Feb 232013

George Osborne

photo credit: Working Word via photopin cc

The credit rating agency Moody’s has downgraded the UK’s credit rating from AAA to one one level down at Aa1. Moody’s outlook for the UK has changed to “stable” from “negative outlook” which means that they don’t believe the rating will be downgraded further.

This downgrade was, therefore, expected and leaves only Canada and Germany with AAA ratings. In theory it means that UK debt will be more expensive however since it was expected it is likely to be already included in the cost of borrowing so it will probably not make any difference. When the USA and France lost their AAA ratings their borrowing costs actually went down!

The bottom line would therefore seem to be that it will not actually make any difference to the economy.
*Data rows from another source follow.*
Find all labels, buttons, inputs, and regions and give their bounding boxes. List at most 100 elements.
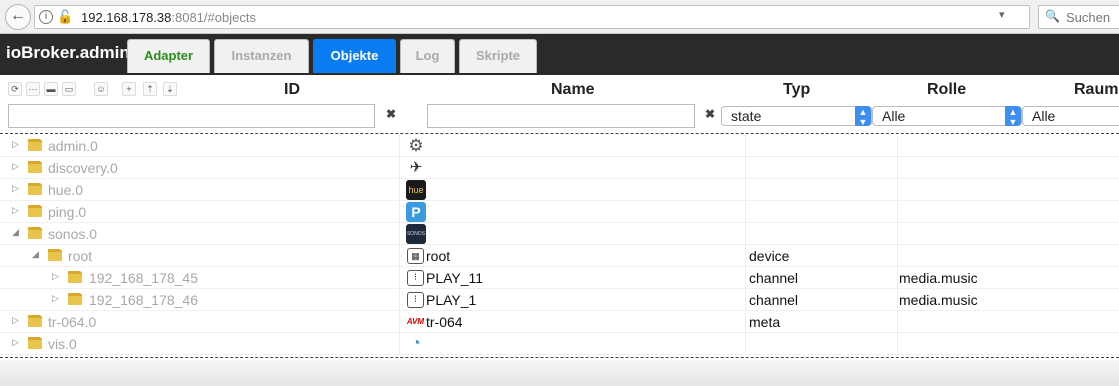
column-divider xyxy=(745,245,746,267)
back-button[interactable]: ← xyxy=(5,4,31,30)
tab-objekte[interactable]: Objekte xyxy=(313,39,396,73)
gear-icon: ⚙ xyxy=(408,136,424,155)
tab-instanzen[interactable]: Instanzen xyxy=(214,39,309,73)
column-divider xyxy=(897,311,898,333)
clear-id-filter-button[interactable]: ✖ xyxy=(386,107,396,121)
browser-toolbar: ← i 🔓 192.168.178.38:8081/#objects ▾ ↻ 🔍… xyxy=(0,0,1119,34)
url-dropdown-icon[interactable]: ▾ xyxy=(999,8,1005,21)
refresh-icon[interactable]: ⟳ xyxy=(8,82,22,96)
room-filter-select[interactable]: Alle xyxy=(1022,106,1119,126)
room-filter-value: Alle xyxy=(1032,108,1056,124)
tree-row[interactable]: ◢ root ▦ root device xyxy=(0,245,1119,267)
tree-row[interactable]: ▷ admin.0 ⚙ xyxy=(0,135,1119,157)
browser-search-field[interactable]: 🔍 Suchen xyxy=(1038,5,1119,29)
expand-icon[interactable]: ▷ xyxy=(12,315,19,326)
column-divider xyxy=(745,135,746,157)
tree-row[interactable]: ▷ ping.0 P xyxy=(0,201,1119,223)
add-icon[interactable]: + xyxy=(122,82,136,96)
tree-row[interactable]: ▷ 192_168_178_45 ⁝ PLAY_11 channel media… xyxy=(0,267,1119,289)
column-header-room[interactable]: Raum xyxy=(1074,81,1118,99)
clear-name-filter-button[interactable]: ✖ xyxy=(705,107,715,121)
column-header-id[interactable]: ID xyxy=(284,81,300,99)
column-divider xyxy=(399,289,400,311)
user-icon[interactable]: ☺ xyxy=(94,82,108,96)
grid-header: ⟳ ⋯ ▬ ▭ ☺ + ⇡ ⇣ ID Name Typ Rolle Raum ✖… xyxy=(0,75,1119,133)
expand-icon[interactable]: ▷ xyxy=(12,337,19,348)
column-divider xyxy=(745,267,746,289)
upload-icon[interactable]: ⇡ xyxy=(143,82,157,96)
tree-row[interactable]: ▷ tr-064.0 AVM tr-064 meta xyxy=(0,311,1119,333)
column-divider xyxy=(399,201,400,223)
insecure-lock-icon[interactable]: 🔓 xyxy=(57,9,73,25)
role-filter-value: Alle xyxy=(882,108,906,124)
tab-adapter[interactable]: Adapter xyxy=(127,39,210,73)
divider xyxy=(0,357,1119,358)
collapse-icon[interactable]: ◢ xyxy=(32,249,39,260)
row-id: discovery.0 xyxy=(48,160,118,176)
column-divider xyxy=(897,201,898,223)
tree-row[interactable]: ▷ 192_168_178_46 ⁝ PLAY_1 channel media.… xyxy=(0,289,1119,311)
row-name: tr-064 xyxy=(426,314,463,330)
tree-row[interactable]: ▷ vis.0 ◔ xyxy=(0,333,1119,355)
expand-icon[interactable]: ▷ xyxy=(12,161,19,172)
url-bar[interactable]: i 🔓 192.168.178.38:8081/#objects ▾ ↻ xyxy=(34,5,1053,29)
column-divider xyxy=(745,289,746,311)
column-header-type[interactable]: Typ xyxy=(783,81,810,99)
column-divider xyxy=(399,179,400,201)
column-divider xyxy=(897,223,898,245)
column-divider xyxy=(745,179,746,201)
type-filter-select[interactable]: state ▲ ▼ xyxy=(721,106,872,127)
app-header: ioBroker.admin Adapter Instanzen Objekte… xyxy=(0,34,1119,75)
type-filter-value: state xyxy=(731,108,762,124)
expand-icon[interactable]: ▷ xyxy=(52,293,59,304)
folder-icon xyxy=(28,161,42,173)
url-text[interactable]: 192.168.178.38:8081/#objects xyxy=(81,10,256,25)
column-divider xyxy=(399,311,400,333)
column-divider xyxy=(897,267,898,289)
expand-icon[interactable]: ▷ xyxy=(12,183,19,194)
row-id: tr-064.0 xyxy=(48,314,97,330)
folder-icon xyxy=(68,293,82,305)
info-icon[interactable]: i xyxy=(39,10,53,24)
list-view-icon[interactable]: ⋯ xyxy=(26,82,40,96)
tree-row[interactable]: ▷ discovery.0 ✈ xyxy=(0,157,1119,179)
row-id: sonos.0 xyxy=(48,226,98,242)
device-icon: ▦ xyxy=(407,248,424,264)
select-arrows-icon: ▲ ▼ xyxy=(1005,106,1021,127)
expand-icon[interactable]: ▷ xyxy=(52,271,59,282)
object-tree: ▷ admin.0 ⚙ ▷ discovery.0 ✈ ▷ hue.0 hue … xyxy=(0,133,1119,360)
column-divider xyxy=(897,135,898,157)
sonos-icon: SONOS xyxy=(406,224,426,244)
column-divider xyxy=(399,157,400,179)
row-type: channel xyxy=(749,292,799,308)
collapse-icon[interactable]: ◢ xyxy=(12,227,19,238)
footer xyxy=(0,360,1119,386)
folder-icon xyxy=(28,183,42,195)
id-filter-input[interactable] xyxy=(8,104,375,128)
column-header-role[interactable]: Rolle xyxy=(927,81,966,99)
tab-skripte[interactable]: Skripte xyxy=(459,39,537,73)
column-divider xyxy=(399,333,400,355)
column-divider xyxy=(399,267,400,289)
column-divider xyxy=(399,135,400,157)
download-icon[interactable]: ⇣ xyxy=(163,82,177,96)
expand-icon[interactable]: ▷ xyxy=(12,205,19,216)
tree-row[interactable]: ◢ sonos.0 SONOS xyxy=(0,223,1119,245)
tree-row[interactable]: ▷ hue.0 hue xyxy=(0,179,1119,201)
url-path: :8081/#objects xyxy=(171,10,256,25)
column-divider xyxy=(897,245,898,267)
folder-collapse-icon[interactable]: ▬ xyxy=(44,82,58,96)
binoculars-icon: ✈ xyxy=(409,159,423,176)
column-header-name[interactable]: Name xyxy=(551,81,595,99)
app-title: ioBroker.admin xyxy=(6,43,130,62)
column-divider xyxy=(399,245,400,267)
role-filter-select[interactable]: Alle ▲ ▼ xyxy=(872,106,1022,127)
name-filter-input[interactable] xyxy=(427,104,695,128)
row-type: device xyxy=(749,248,790,264)
folder-icon xyxy=(28,205,42,217)
tab-log[interactable]: Log xyxy=(400,39,455,73)
folder-expand-icon[interactable]: ▭ xyxy=(62,82,76,96)
expand-icon[interactable]: ▷ xyxy=(12,139,19,150)
folder-icon xyxy=(48,249,62,261)
row-type: channel xyxy=(749,270,799,286)
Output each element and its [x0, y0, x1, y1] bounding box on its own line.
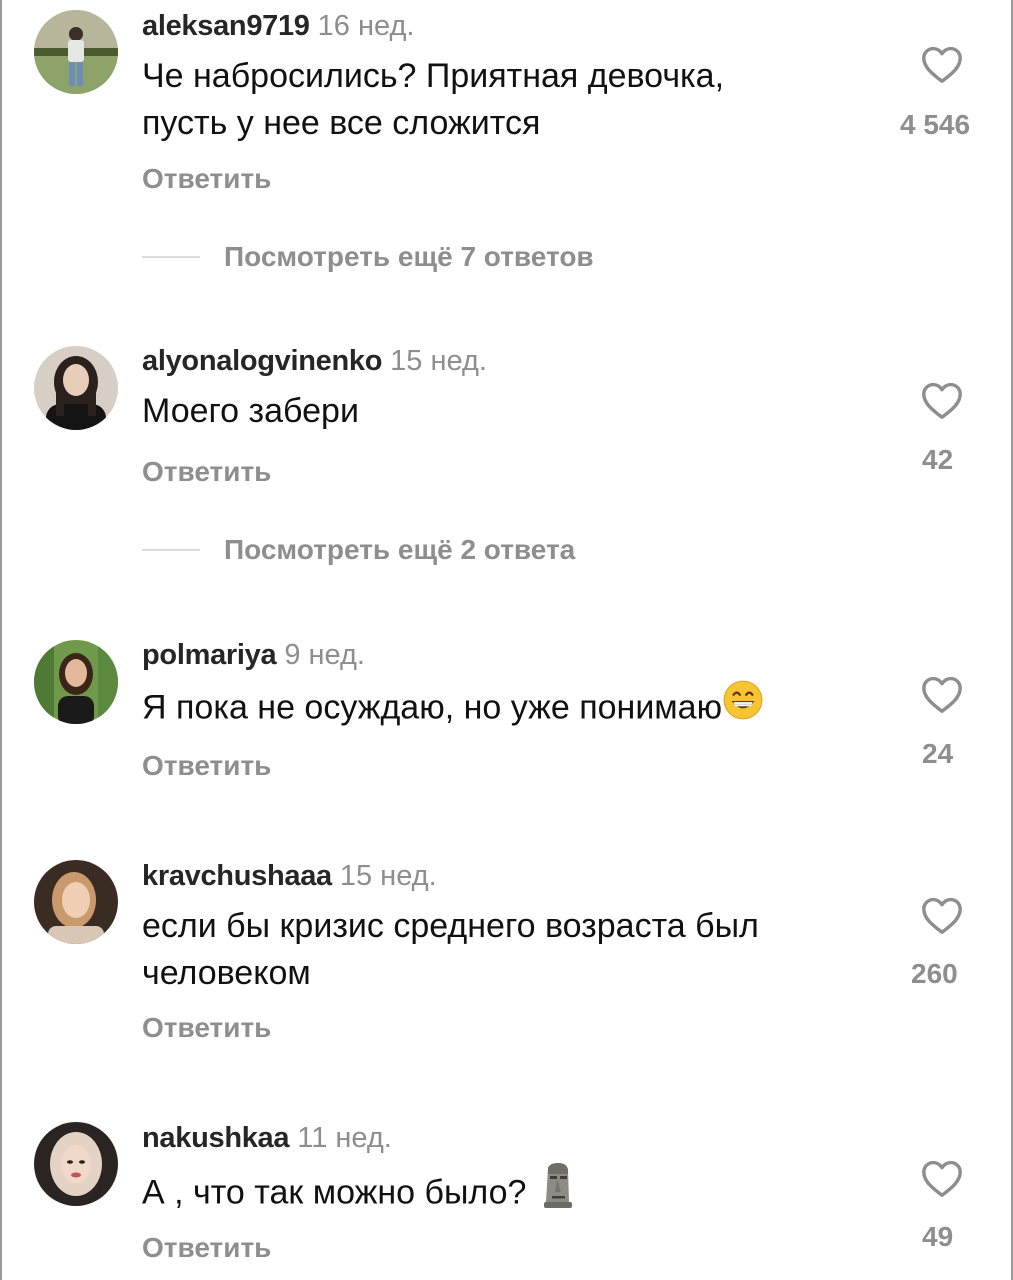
timestamp: 15 нед. [390, 345, 487, 377]
view-more-replies-label: Посмотреть ещё 2 ответа [224, 534, 576, 565]
like-control [914, 380, 970, 420]
comment-text: Че набросились? Приятная девочка, пусть … [142, 53, 862, 147]
like-count: 260 [911, 958, 958, 989]
like-count: 24 [922, 738, 954, 769]
like-control [914, 674, 970, 714]
comment-text: А , что так можно было? [142, 1162, 862, 1224]
comment-header: nakushkaa 11 нед. [142, 1121, 392, 1155]
like-control [914, 44, 970, 84]
heart-outline-icon[interactable] [914, 895, 970, 935]
comment-text-line: А , что так можно было? [142, 1162, 862, 1224]
username[interactable]: alyonalogvinenko [142, 345, 382, 377]
heart-outline-icon[interactable] [914, 44, 970, 84]
timestamp: 16 нед. [317, 10, 415, 42]
heart-outline-icon[interactable] [914, 1158, 970, 1198]
reply-button[interactable]: Ответить [142, 1232, 271, 1264]
avatar[interactable] [34, 640, 118, 724]
reply-button[interactable]: Ответить [142, 1012, 271, 1044]
username[interactable]: aleksan9719 [142, 10, 310, 42]
avatar[interactable] [34, 346, 118, 430]
divider-line [142, 256, 200, 258]
username[interactable]: nakushkaa [142, 1122, 290, 1154]
timestamp: 9 нед. [284, 639, 365, 671]
moai-emoji [540, 1162, 576, 1221]
view-more-replies-label: Посмотреть ещё 7 ответов [224, 241, 594, 272]
like-count: 4 546 [900, 109, 971, 140]
reply-button[interactable]: Ответить [142, 750, 271, 782]
like-control [914, 895, 970, 935]
comment-text-line: Моего забери [142, 392, 359, 430]
avatar[interactable] [34, 1122, 118, 1206]
comment-header: kravchushaaa 15 нед. [142, 859, 437, 893]
view-more-replies-button[interactable]: Посмотреть ещё 2 ответа [142, 534, 575, 568]
like-count: 42 [922, 444, 954, 475]
like-control [914, 1158, 970, 1198]
comment-text: если бы кризис среднего возраста был чел… [142, 903, 882, 997]
timestamp: 11 нед. [297, 1122, 392, 1154]
comment-text-line: пусть у нее все сложится [142, 104, 541, 142]
username[interactable]: kravchushaaa [142, 860, 332, 892]
comment-text-line: Че набросились? Приятная девочка, [142, 57, 725, 95]
avatar[interactable] [34, 860, 118, 944]
comment-text-line: Я пока не осуждаю, но уже понимаю [142, 679, 882, 737]
comment-text: Моего забери [142, 388, 862, 435]
timestamp: 15 нед. [339, 860, 437, 892]
comment-text-line: если бы кризис среднего возраста был [142, 907, 759, 945]
like-count: 49 [922, 1221, 954, 1252]
view-more-replies-button[interactable]: Посмотреть ещё 7 ответов [142, 241, 594, 275]
comment-text-line: человеком [142, 954, 311, 992]
comment-text-content: Я пока не осуждаю, но уже понимаю [142, 688, 723, 727]
grinning-face-emoji [722, 679, 764, 734]
divider-line [142, 549, 200, 551]
comment-header: aleksan9719 16 нед. [142, 9, 414, 43]
comment-header: polmariya 9 нед. [142, 638, 365, 672]
heart-outline-icon[interactable] [914, 674, 970, 714]
avatar[interactable] [34, 10, 118, 94]
heart-outline-icon[interactable] [914, 380, 970, 420]
comment-header: alyonalogvinenko 15 нед. [142, 344, 487, 378]
comment-text-content: А , что так можно было? [142, 1173, 527, 1212]
reply-button[interactable]: Ответить [142, 163, 271, 195]
comment-text: Я пока не осуждаю, но уже понимаю [142, 679, 882, 737]
reply-button[interactable]: Ответить [142, 456, 271, 488]
username[interactable]: polmariya [142, 639, 277, 671]
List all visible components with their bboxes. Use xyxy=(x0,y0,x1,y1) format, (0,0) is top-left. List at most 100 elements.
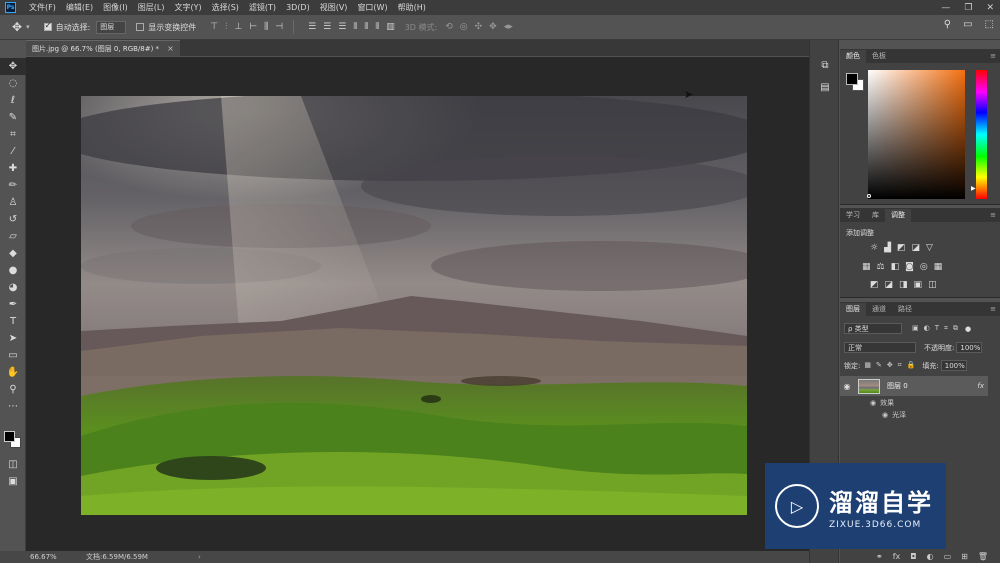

In fact it may actually be good news since the pound may drop a bit which means that exports become cheaper and assist the government’s strategy to export out of reession.

However, politically it is bad news for the chancellor, George Osborne, because he has made statements that “We will maintain that AAA rating” and indicated that keeping the AAA rating was the test of his economic credibility.

Labour are obviously scoring as many political points as possible this morning. I listened to an interview with Ed Balls, Labour’s shadow chancellor, on Radio 4 and I am still not sure that Labour have a valid alternative plan since their spending plans need to be funded and it seems that they would need to be funded by more borrowing.

As described above I don’t believe that the downgrade actually changes anything from an economic point of view so I dont believe that there are any economic drivers for a change to the current strategy. It is only the politics of the downgrade that is triggering a call for a change in economic strategy. Obviously the economy and politics are linked so I think that it is going to be difficult few days for the chancellor but I don’t believe it should actually result in a change of economic policy and certainly should not result in more borrowing.